Neuer Präsident der Volksvertretung ist der 39-jährige Glauk Konjucfa, der frühere Fraktionschef der linken Partei Vetevendosje ("Selbstbestimmung"). Die Partei hatte die zurückliegende Parlamentswahl gewonnen.

Deren Vorsitzender, Albin Kurti, steht derzeit mit der konservativen Demokratischen Liga des Kosovos (LDK) in Koalitionsverhandlungen. Beide Parteien waren bisher in der Opposition.

Kurti hatte Vetevendosje 2004 als radikale Bewegung gegen die damalige UN-Verwaltung Unmik im Kosovo gegründet. 2011 schaffte sie erstmals den Sprung ins Parlament.

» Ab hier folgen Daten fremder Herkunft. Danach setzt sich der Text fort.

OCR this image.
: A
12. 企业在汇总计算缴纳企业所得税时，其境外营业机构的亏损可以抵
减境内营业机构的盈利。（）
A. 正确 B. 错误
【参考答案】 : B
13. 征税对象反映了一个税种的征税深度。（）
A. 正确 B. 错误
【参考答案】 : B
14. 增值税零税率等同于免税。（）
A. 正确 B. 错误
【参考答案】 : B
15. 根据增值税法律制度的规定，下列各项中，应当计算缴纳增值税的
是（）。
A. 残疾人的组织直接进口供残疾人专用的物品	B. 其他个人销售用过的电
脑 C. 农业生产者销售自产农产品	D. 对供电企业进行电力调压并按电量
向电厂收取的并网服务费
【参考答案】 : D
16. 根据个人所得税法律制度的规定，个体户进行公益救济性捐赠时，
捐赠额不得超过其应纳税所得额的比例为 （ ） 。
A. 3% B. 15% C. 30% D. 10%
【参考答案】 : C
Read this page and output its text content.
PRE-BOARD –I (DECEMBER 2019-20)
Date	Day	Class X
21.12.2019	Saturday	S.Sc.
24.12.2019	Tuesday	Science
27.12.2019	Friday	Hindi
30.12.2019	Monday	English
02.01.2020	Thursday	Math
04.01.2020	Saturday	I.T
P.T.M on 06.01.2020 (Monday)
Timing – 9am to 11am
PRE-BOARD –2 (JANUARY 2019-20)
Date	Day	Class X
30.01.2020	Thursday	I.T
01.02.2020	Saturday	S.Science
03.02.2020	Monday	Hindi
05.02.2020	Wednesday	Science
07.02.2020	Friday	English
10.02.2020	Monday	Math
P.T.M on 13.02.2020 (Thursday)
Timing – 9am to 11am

Für die von ihm angestrebte Regierung hat Kurti einen Bruch mit Korruption und Vetternwirtschaft angekündigt, wie sie von den zu Politikern gewandelten ehemaligen UCK-Kommandanten praktiziert wurden.

Politikwechsel im Kosovo

Mit dem Regierungswechsel treten nun jene Parteien in den Hintergrund, die die Politik des Kosovos bisher mitbestimmt haben.

Die ehemals serbische Provinz Kosovo stand nach einer Nato-Intervention gegen das damalige Jugoslawien von 1999 bis 2008 unter UN-Verwaltung.

2008 wurde das Land unabhängig. Serbien erkennt dies bis heute nicht an.